The answer implicates the unfinished business from America’s centuries of slavery. America practiced slavery for longer than it has been banned, and it was fundamentally determinative of the country’s social order. Until the 1960s, nearly all black people inside America were products of the trans-Atlantic slave trade. Once captured, uprooted, processed, deported from Africa, and sold in America, slaves were not allowed to marry, were not allowed to learn to read, and were not allowed to own property. Fourteen decades after slavery was outlawed, nearly all of our major cities’ worst areas remain full of bad-off blacks marginalized in ways similar to their slave-American ancestors. New Orleans is typical in this respect.
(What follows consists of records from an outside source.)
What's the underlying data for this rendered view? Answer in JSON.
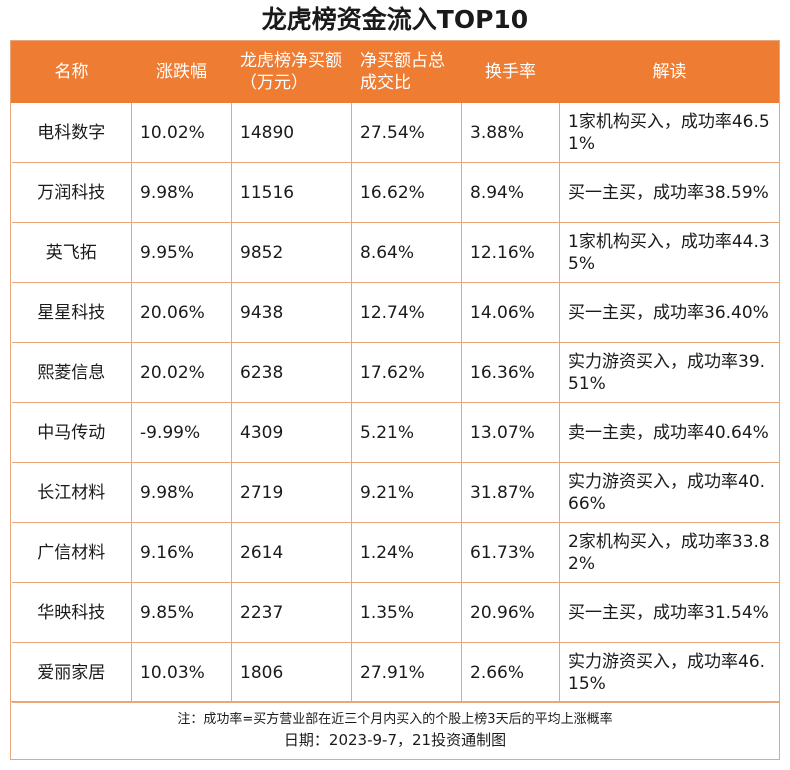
{
  "title": "龙虎榜资金流入TOP10",
  "chart_data": {
    "type": "table",
    "title": "龙虎榜资金流入TOP10",
    "columns": [
      "名称",
      "涨跌幅",
      "龙虎榜净买额（万元）",
      "净买额占总成交比",
      "换手率",
      "解读"
    ],
    "rows": [
      [
        "电科数字",
        "10.02%",
        "14890",
        "27.54%",
        "3.88%",
        "1家机构买入，成功率46.51%"
      ],
      [
        "万润科技",
        "9.98%",
        "11516",
        "16.62%",
        "8.94%",
        "买一主买，成功率38.59%"
      ],
      [
        "英飞拓",
        "9.95%",
        "9852",
        "8.64%",
        "12.16%",
        "1家机构买入，成功率44.35%"
      ],
      [
        "星星科技",
        "20.06%",
        "9438",
        "12.74%",
        "14.06%",
        "买一主买，成功率36.40%"
      ],
      [
        "熙菱信息",
        "20.02%",
        "6238",
        "17.62%",
        "16.36%",
        "实力游资买入，成功率39.51%"
      ],
      [
        "中马传动",
        "-9.99%",
        "4309",
        "5.21%",
        "13.07%",
        "卖一主卖，成功率40.64%"
      ],
      [
        "长江材料",
        "9.98%",
        "2719",
        "9.21%",
        "31.87%",
        "实力游资买入，成功率40.66%"
      ],
      [
        "广信材料",
        "9.16%",
        "2614",
        "1.24%",
        "61.73%",
        "2家机构买入，成功率33.82%"
      ],
      [
        "华映科技",
        "9.85%",
        "2237",
        "1.35%",
        "20.96%",
        "买一主买，成功率31.54%"
      ],
      [
        "爱丽家居",
        "10.03%",
        "1806",
        "27.91%",
        "2.66%",
        "实力游资买入，成功率46.15%"
      ]
    ],
    "note": "注：成功率=买方营业部在近三个月内买入的个股上榜3天后的平均上涨概率",
    "source": "日期：2023-9-7，21投资通制图"
  },
  "colors": {
    "header_bg": "#ee7c33",
    "header_text": "#ffffff",
    "border": "#e8a77a"
  }
}
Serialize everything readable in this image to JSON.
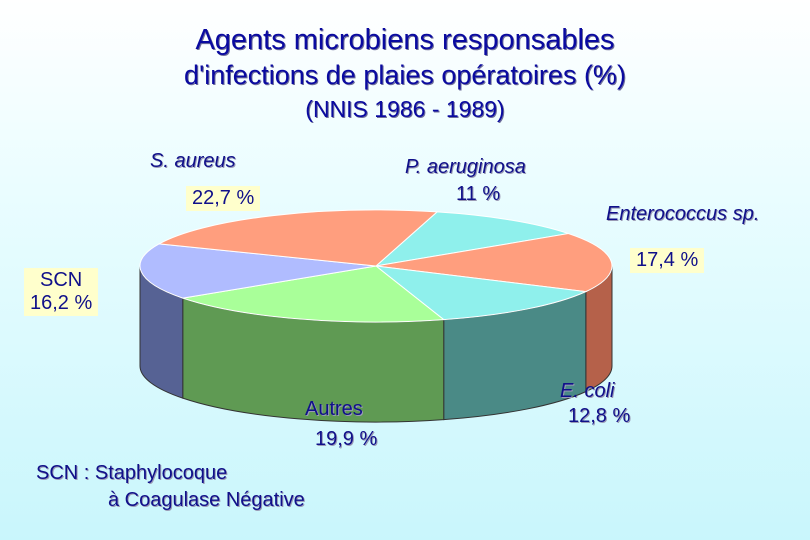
{
  "title": {
    "line1": "Agents microbiens responsables",
    "line2": "d'infections de plaies opératoires (%)",
    "line3": "(NNIS 1986 - 1989)"
  },
  "chart_data": {
    "type": "pie",
    "slices": [
      {
        "label": "P. aeruginosa",
        "value": 11,
        "value_text": "11 %",
        "color": "#8ff0ec",
        "side": "#4a9a98"
      },
      {
        "label": "Enterococcus sp.",
        "value": 17.4,
        "value_text": "17,4 %",
        "color": "#ff9e7e",
        "side": "#b5614a"
      },
      {
        "label": "E. coli",
        "value": 12.8,
        "value_text": "12,8 %",
        "color": "#8ff0ec",
        "side": "#4a8a86"
      },
      {
        "label": "Autres",
        "value": 19.9,
        "value_text": "19,9 %",
        "color": "#a9ff99",
        "side": "#5f9a53"
      },
      {
        "label": "SCN",
        "value": 16.2,
        "value_text": "16,2 %",
        "color": "#b0bcff",
        "side": "#566294"
      },
      {
        "label": "S. aureus",
        "value": 22.7,
        "value_text": "22,7 %",
        "color": "#ff9e7e",
        "side": "#b5614a"
      }
    ]
  },
  "footnote": {
    "line1": "SCN : Staphylocoque",
    "line2": "à Coagulase Négative"
  }
}
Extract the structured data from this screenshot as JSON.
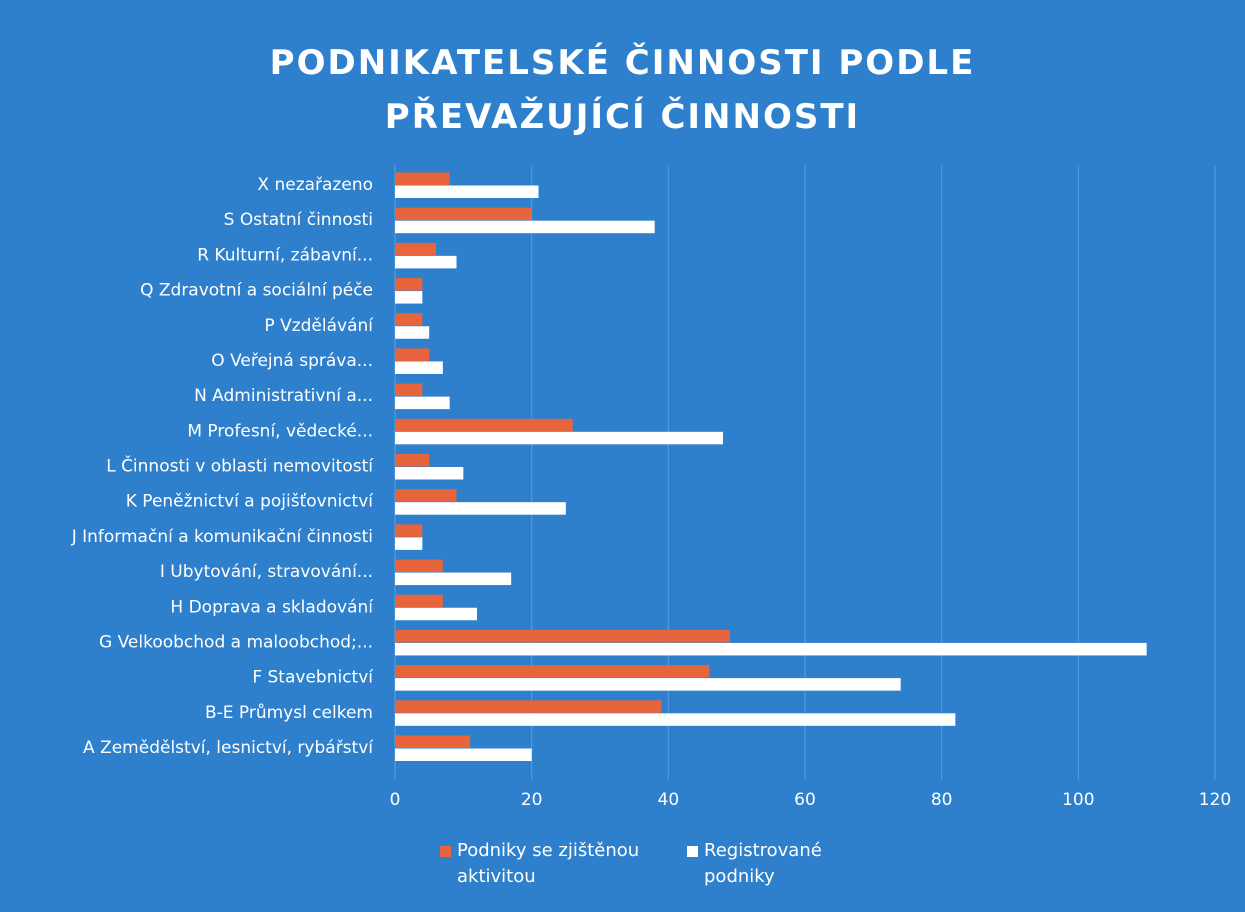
{
  "chart_data": {
    "type": "bar",
    "orientation": "horizontal",
    "title": "PODNIKATELSKÉ ČINNOSTI PODLE PŘEVAŽUJÍCÍ ČINNOSTI",
    "categories": [
      "A Zemědělství, lesnictví, rybářství",
      "B-E Průmysl celkem",
      "F Stavebnictví",
      "G Velkoobchod a maloobchod;...",
      "H Doprava a skladování",
      "I Ubytování, stravování...",
      "J Informační a komunikační činnosti",
      "K Peněžnictví a pojišťovnictví",
      "L Činnosti v oblasti nemovitostí",
      "M Profesní, vědecké...",
      "N Administrativní a...",
      "O Veřejná správa...",
      "P Vzdělávání",
      "Q Zdravotní a sociální péče",
      "R Kulturní, zábavní...",
      "S Ostatní činnosti",
      "X nezařazeno"
    ],
    "series": [
      {
        "name": "Podniky se zjištěnou aktivitou",
        "color": "#e8643c",
        "values": [
          11,
          39,
          46,
          49,
          7,
          7,
          4,
          9,
          5,
          26,
          4,
          5,
          4,
          4,
          6,
          20,
          8
        ]
      },
      {
        "name": "Registrované podniky",
        "color": "#ffffff",
        "values": [
          20,
          82,
          74,
          110,
          12,
          17,
          4,
          25,
          10,
          48,
          8,
          7,
          5,
          4,
          9,
          38,
          21
        ]
      }
    ],
    "xlim": [
      0,
      120
    ],
    "xticks": [
      0,
      20,
      40,
      60,
      80,
      100,
      120
    ],
    "grid": true
  }
}
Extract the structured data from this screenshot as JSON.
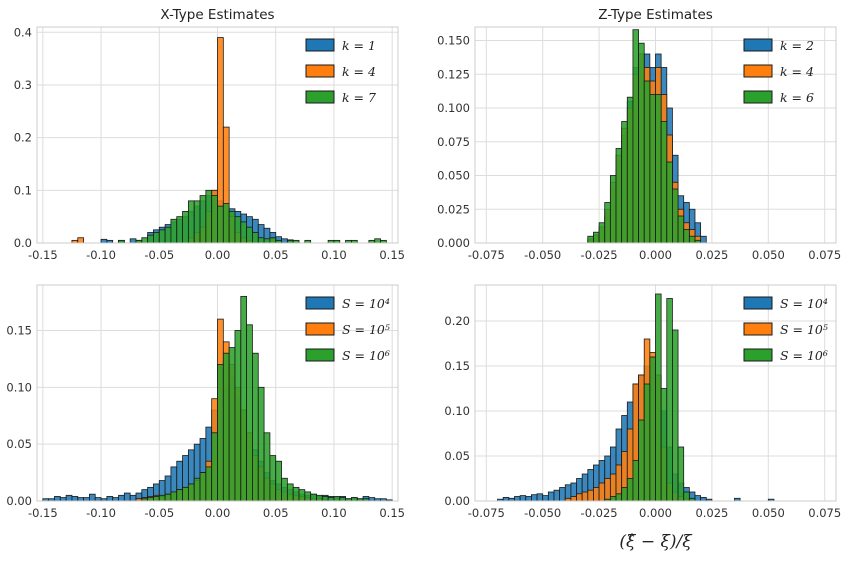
{
  "colors": {
    "blue": "#1f77b4",
    "orange": "#ff7f0e",
    "green": "#2ca02c",
    "grid": "#dddddd",
    "frame": "#cccccc"
  },
  "chart_data": [
    {
      "type": "histogram",
      "title": "X-Type Estimates",
      "xlabel": "",
      "ylabel": "",
      "xlim": [
        -0.155,
        0.155
      ],
      "ylim": [
        0,
        0.41
      ],
      "xticks": [
        "-0.15",
        "-0.10",
        "-0.05",
        "0.00",
        "0.05",
        "0.10",
        "0.15"
      ],
      "xtick_values": [
        -0.15,
        -0.1,
        -0.05,
        0.0,
        0.05,
        0.1,
        0.15
      ],
      "yticks": [
        "0.0",
        "0.1",
        "0.2",
        "0.3",
        "0.4"
      ],
      "ytick_values": [
        0.0,
        0.1,
        0.2,
        0.3,
        0.4
      ],
      "grid": true,
      "legend": "top-right",
      "bin_start": -0.15,
      "bin_width": 0.005,
      "series": [
        {
          "name": "k = 1",
          "color": "blue",
          "values": [
            0,
            0,
            0,
            0,
            0,
            0,
            0,
            0,
            0,
            0,
            0.007,
            0.005,
            0,
            0.005,
            0,
            0.008,
            0.005,
            0,
            0.02,
            0.025,
            0.03,
            0.035,
            0.04,
            0.045,
            0.05,
            0.06,
            0.07,
            0.08,
            0.09,
            0.1,
            0.08,
            0.07,
            0.065,
            0.06,
            0.055,
            0.05,
            0.045,
            0.035,
            0.028,
            0.02,
            0.012,
            0.008,
            0.006,
            0,
            0,
            0,
            0,
            0,
            0,
            0,
            0,
            0,
            0,
            0,
            0,
            0,
            0,
            0,
            0,
            0,
            0
          ]
        },
        {
          "name": "k = 4",
          "color": "orange",
          "values": [
            0,
            0,
            0,
            0,
            0,
            0.005,
            0.01,
            0,
            0,
            0,
            0,
            0,
            0,
            0,
            0,
            0,
            0.005,
            0,
            0,
            0,
            0,
            0,
            0,
            0,
            0,
            0.01,
            0.02,
            0.03,
            0.06,
            0.1,
            0.39,
            0.22,
            0.05,
            0.02,
            0.01,
            0.005,
            0,
            0,
            0,
            0.008,
            0,
            0,
            0,
            0,
            0,
            0,
            0,
            0,
            0,
            0,
            0,
            0,
            0,
            0,
            0,
            0,
            0,
            0,
            0,
            0,
            0
          ]
        },
        {
          "name": "k = 7",
          "color": "green",
          "values": [
            0,
            0,
            0,
            0,
            0,
            0,
            0,
            0,
            0,
            0,
            0,
            0,
            0,
            0.005,
            0,
            0,
            0.005,
            0.01,
            0.015,
            0.02,
            0.025,
            0.03,
            0.045,
            0.05,
            0.06,
            0.08,
            0.08,
            0.09,
            0.1,
            0.09,
            0.07,
            0.075,
            0.06,
            0.05,
            0.04,
            0.03,
            0.02,
            0.01,
            0.008,
            0.01,
            0.005,
            0,
            0.005,
            0.005,
            0,
            0.005,
            0,
            0,
            0,
            0.005,
            0.005,
            0,
            0.005,
            0.005,
            0,
            0,
            0.005,
            0.008,
            0.005,
            0,
            0
          ]
        }
      ]
    },
    {
      "type": "histogram",
      "title": "Z-Type Estimates",
      "xlabel": "",
      "ylabel": "",
      "xlim": [
        -0.08,
        0.08
      ],
      "ylim": [
        0,
        0.16
      ],
      "xticks": [
        "-0.075",
        "-0.050",
        "-0.025",
        "0.000",
        "0.025",
        "0.050",
        "0.075"
      ],
      "xtick_values": [
        -0.075,
        -0.05,
        -0.025,
        0.0,
        0.025,
        0.05,
        0.075
      ],
      "yticks": [
        "0.000",
        "0.025",
        "0.050",
        "0.075",
        "0.100",
        "0.125",
        "0.150"
      ],
      "ytick_values": [
        0,
        0.025,
        0.05,
        0.075,
        0.1,
        0.125,
        0.15
      ],
      "grid": true,
      "legend": "top-right",
      "bin_start": -0.03,
      "bin_width": 0.0025,
      "series": [
        {
          "name": "k = 2",
          "color": "blue",
          "values": [
            0.002,
            0.006,
            0.01,
            0.02,
            0.04,
            0.06,
            0.08,
            0.105,
            0.13,
            0.14,
            0.14,
            0.13,
            0.14,
            0.13,
            0.1,
            0.065,
            0.035,
            0.03,
            0.025,
            0.015,
            0.005,
            0,
            0,
            0
          ]
        },
        {
          "name": "k = 4",
          "color": "orange",
          "values": [
            0.003,
            0.006,
            0.012,
            0.025,
            0.045,
            0.065,
            0.085,
            0.1,
            0.125,
            0.14,
            0.13,
            0.12,
            0.13,
            0.11,
            0.08,
            0.045,
            0.025,
            0.015,
            0.01,
            0.005,
            0,
            0,
            0,
            0
          ]
        },
        {
          "name": "k = 6",
          "color": "green",
          "values": [
            0.005,
            0.008,
            0.015,
            0.03,
            0.05,
            0.07,
            0.09,
            0.108,
            0.158,
            0.148,
            0.12,
            0.11,
            0.11,
            0.09,
            0.06,
            0.04,
            0.02,
            0.01,
            0.005,
            0.002,
            0,
            0,
            0,
            0
          ]
        }
      ]
    },
    {
      "type": "histogram",
      "title": "",
      "xlabel": "",
      "ylabel": "",
      "xlim": [
        -0.155,
        0.155
      ],
      "ylim": [
        0,
        0.19
      ],
      "xticks": [
        "-0.15",
        "-0.10",
        "-0.05",
        "0.00",
        "0.05",
        "0.10",
        "0.15"
      ],
      "xtick_values": [
        -0.15,
        -0.1,
        -0.05,
        0.0,
        0.05,
        0.1,
        0.15
      ],
      "yticks": [
        "0.00",
        "0.05",
        "0.10",
        "0.15"
      ],
      "ytick_values": [
        0,
        0.05,
        0.1,
        0.15
      ],
      "grid": true,
      "legend": "top-right",
      "bin_start": -0.15,
      "bin_width": 0.005,
      "series": [
        {
          "name": "S = 10⁴",
          "color": "blue",
          "values": [
            0.002,
            0.002,
            0.004,
            0.003,
            0.005,
            0.004,
            0.003,
            0.003,
            0.006,
            0.003,
            0.002,
            0.004,
            0.003,
            0.005,
            0.007,
            0.005,
            0.007,
            0.01,
            0.012,
            0.015,
            0.018,
            0.022,
            0.03,
            0.035,
            0.04,
            0.045,
            0.05,
            0.055,
            0.065,
            0.08,
            0.12,
            0.1,
            0.11,
            0.09,
            0.08,
            0.06,
            0.045,
            0.035,
            0.025,
            0.018,
            0.015,
            0.012,
            0.01,
            0.008,
            0.006,
            0.005,
            0.006,
            0.004,
            0.005,
            0.004,
            0.003,
            0.004,
            0.002,
            0.003,
            0.002,
            0.004,
            0.003,
            0.002,
            0.002,
            0.001,
            0
          ]
        },
        {
          "name": "S = 10⁵",
          "color": "orange",
          "values": [
            0,
            0,
            0,
            0,
            0,
            0,
            0,
            0,
            0,
            0,
            0,
            0,
            0,
            0,
            0,
            0,
            0.002,
            0.003,
            0.004,
            0.005,
            0.004,
            0.006,
            0.008,
            0.01,
            0.012,
            0.015,
            0.018,
            0.025,
            0.035,
            0.09,
            0.16,
            0.14,
            0.12,
            0.1,
            0.08,
            0.06,
            0.04,
            0.03,
            0.02,
            0.015,
            0.01,
            0.008,
            0.006,
            0.005,
            0.004,
            0.003,
            0.002,
            0.002,
            0.001,
            0,
            0,
            0,
            0,
            0,
            0,
            0,
            0,
            0,
            0,
            0,
            0
          ]
        },
        {
          "name": "S = 10⁶",
          "color": "green",
          "values": [
            0,
            0,
            0,
            0,
            0,
            0,
            0,
            0,
            0,
            0,
            0,
            0,
            0,
            0,
            0,
            0,
            0,
            0.002,
            0.003,
            0.004,
            0.005,
            0.006,
            0.008,
            0.01,
            0.012,
            0.015,
            0.02,
            0.025,
            0.03,
            0.06,
            0.12,
            0.13,
            0.135,
            0.15,
            0.18,
            0.155,
            0.13,
            0.1,
            0.06,
            0.04,
            0.035,
            0.02,
            0.015,
            0.012,
            0.01,
            0.008,
            0.006,
            0.005,
            0.004,
            0.003,
            0.004,
            0.003,
            0.002,
            0.003,
            0.002,
            0.002,
            0,
            0,
            0,
            0,
            0
          ]
        }
      ]
    },
    {
      "type": "histogram",
      "title": "",
      "xlabel": "(ξ̂ − ξ)/ξ",
      "ylabel": "",
      "xlim": [
        -0.08,
        0.08
      ],
      "ylim": [
        0,
        0.24
      ],
      "xticks": [
        "-0.075",
        "-0.050",
        "-0.025",
        "0.000",
        "0.025",
        "0.050",
        "0.075"
      ],
      "xtick_values": [
        -0.075,
        -0.05,
        -0.025,
        0.0,
        0.025,
        0.05,
        0.075
      ],
      "yticks": [
        "0.00",
        "0.05",
        "0.10",
        "0.15",
        "0.20"
      ],
      "ytick_values": [
        0,
        0.05,
        0.1,
        0.15,
        0.2
      ],
      "grid": true,
      "legend": "top-right",
      "bin_start": -0.07,
      "bin_width": 0.0025,
      "series": [
        {
          "name": "S = 10⁴",
          "color": "blue",
          "values": [
            0.002,
            0.004,
            0.003,
            0.005,
            0.006,
            0.005,
            0.007,
            0.008,
            0.006,
            0.01,
            0.012,
            0.015,
            0.018,
            0.02,
            0.025,
            0.03,
            0.035,
            0.04,
            0.045,
            0.05,
            0.06,
            0.08,
            0.095,
            0.11,
            0.13,
            0.14,
            0.15,
            0.16,
            0.14,
            0.1,
            0.06,
            0.03,
            0.02,
            0.015,
            0.01,
            0.006,
            0.004,
            0.002,
            0,
            0,
            0,
            0,
            0.003,
            0,
            0,
            0,
            0,
            0,
            0.002
          ]
        },
        {
          "name": "S = 10⁵",
          "color": "orange",
          "values": [
            0,
            0,
            0,
            0,
            0,
            0,
            0,
            0,
            0,
            0,
            0,
            0,
            0.003,
            0.005,
            0.008,
            0.01,
            0.012,
            0.015,
            0.02,
            0.025,
            0.03,
            0.04,
            0.055,
            0.08,
            0.13,
            0.14,
            0.18,
            0.165,
            0.14,
            0.06,
            0.02,
            0.01,
            0.005,
            0.003,
            0,
            0,
            0,
            0,
            0,
            0,
            0,
            0,
            0,
            0,
            0,
            0,
            0,
            0,
            0
          ]
        },
        {
          "name": "S = 10⁶",
          "color": "green",
          "values": [
            0,
            0,
            0,
            0,
            0,
            0,
            0,
            0,
            0,
            0,
            0,
            0,
            0,
            0,
            0,
            0,
            0,
            0,
            0,
            0.002,
            0.005,
            0.008,
            0.015,
            0.025,
            0.045,
            0.09,
            0.13,
            0.16,
            0.23,
            0.125,
            0.225,
            0.19,
            0.06,
            0.01,
            0.003,
            0,
            0,
            0,
            0,
            0,
            0,
            0,
            0,
            0,
            0,
            0,
            0,
            0,
            0
          ]
        }
      ]
    }
  ]
}
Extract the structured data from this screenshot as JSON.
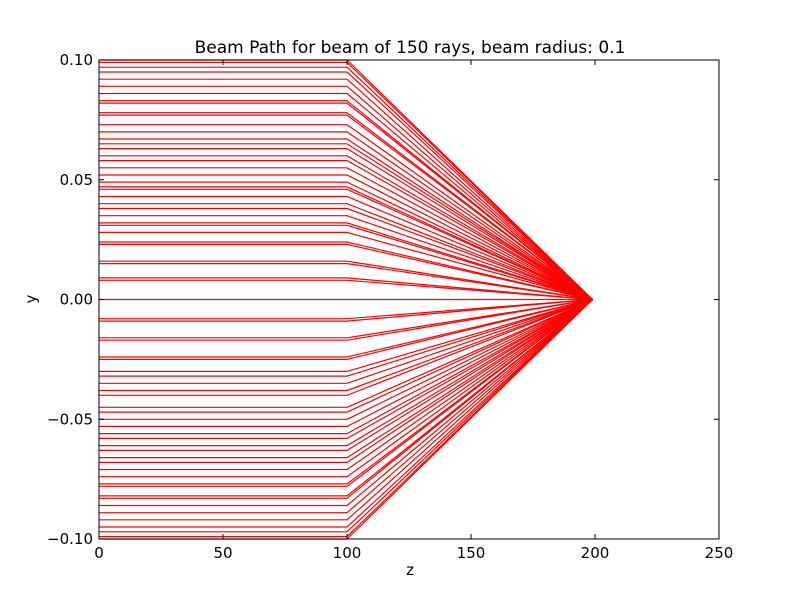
{
  "chart_data": {
    "type": "line",
    "title": "Beam Path for beam of 150 rays, beam radius: 0.1",
    "xlabel": "z",
    "ylabel": "y",
    "xlim": [
      0,
      250
    ],
    "ylim": [
      -0.1,
      0.1
    ],
    "xticks": [
      0,
      50,
      100,
      150,
      200,
      250
    ],
    "xtick_labels": [
      "0",
      "50",
      "100",
      "150",
      "200",
      "250"
    ],
    "yticks": [
      0.1,
      0.05,
      0.0,
      -0.05,
      -0.1
    ],
    "ytick_labels": [
      "0.10",
      "0.05",
      "0.00",
      "−0.05",
      "−0.10"
    ],
    "grid": false,
    "line_color": "#ff0000",
    "ray_path_z": [
      0,
      100,
      105,
      199
    ],
    "focus": [
      199,
      0.0
    ],
    "ray_heights": [
      0.1,
      0.099,
      0.097,
      0.095,
      0.092,
      0.089,
      0.086,
      0.083,
      0.082,
      0.078,
      0.077,
      0.073,
      0.07,
      0.067,
      0.065,
      0.063,
      0.06,
      0.058,
      0.055,
      0.052,
      0.049,
      0.047,
      0.046,
      0.043,
      0.04,
      0.038,
      0.035,
      0.032,
      0.031,
      0.028,
      0.024,
      0.023,
      0.016,
      0.015,
      0.009,
      0.008,
      0.0,
      -0.008,
      -0.009,
      -0.016,
      -0.017,
      -0.024,
      -0.025,
      -0.03,
      -0.032,
      -0.035,
      -0.038,
      -0.04,
      -0.045,
      -0.047,
      -0.05,
      -0.053,
      -0.056,
      -0.058,
      -0.061,
      -0.063,
      -0.066,
      -0.068,
      -0.071,
      -0.074,
      -0.077,
      -0.078,
      -0.082,
      -0.083,
      -0.086,
      -0.089,
      -0.092,
      -0.095,
      -0.097,
      -0.099,
      -0.1
    ]
  }
}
It’s a wonder poor people did not evacuate before the storm. Go where, to whom, and how? They were cooperative and orderly in accepting the city’s invitation into the 96,000-seat Superdome before the downpour started. But instead of serving as a sanctuary, it gradually morphed into a dark rape room and death trap.
The Reverend Jesse Jackson called President Bush’s response “incompetent,” his Friday tour of certain areas “ceremonial.”
“There’s a historical indifference to the pain of poor people and black people,” he observed.
Mr. Jackson arrived in the New Orleans disaster zone to help rescue 450 students trapped at Xavier University, one of the post-slavery colleges founded for blacks. Mr. Jackson said 120,000 people in New Orleans make less than $8,000 a year. Walking among the people and speaking to reporters, he grew outraged.
“Today,” he explained later, “when I saw 5,000 African-Americans on the I-10 causeway, desperate, perishing, dehydrated, babies dying, it looked like Africans in the hold of a slave ship, it was so ugly.”
Mr. Watson is the executive editor of the New York Amsterdam News.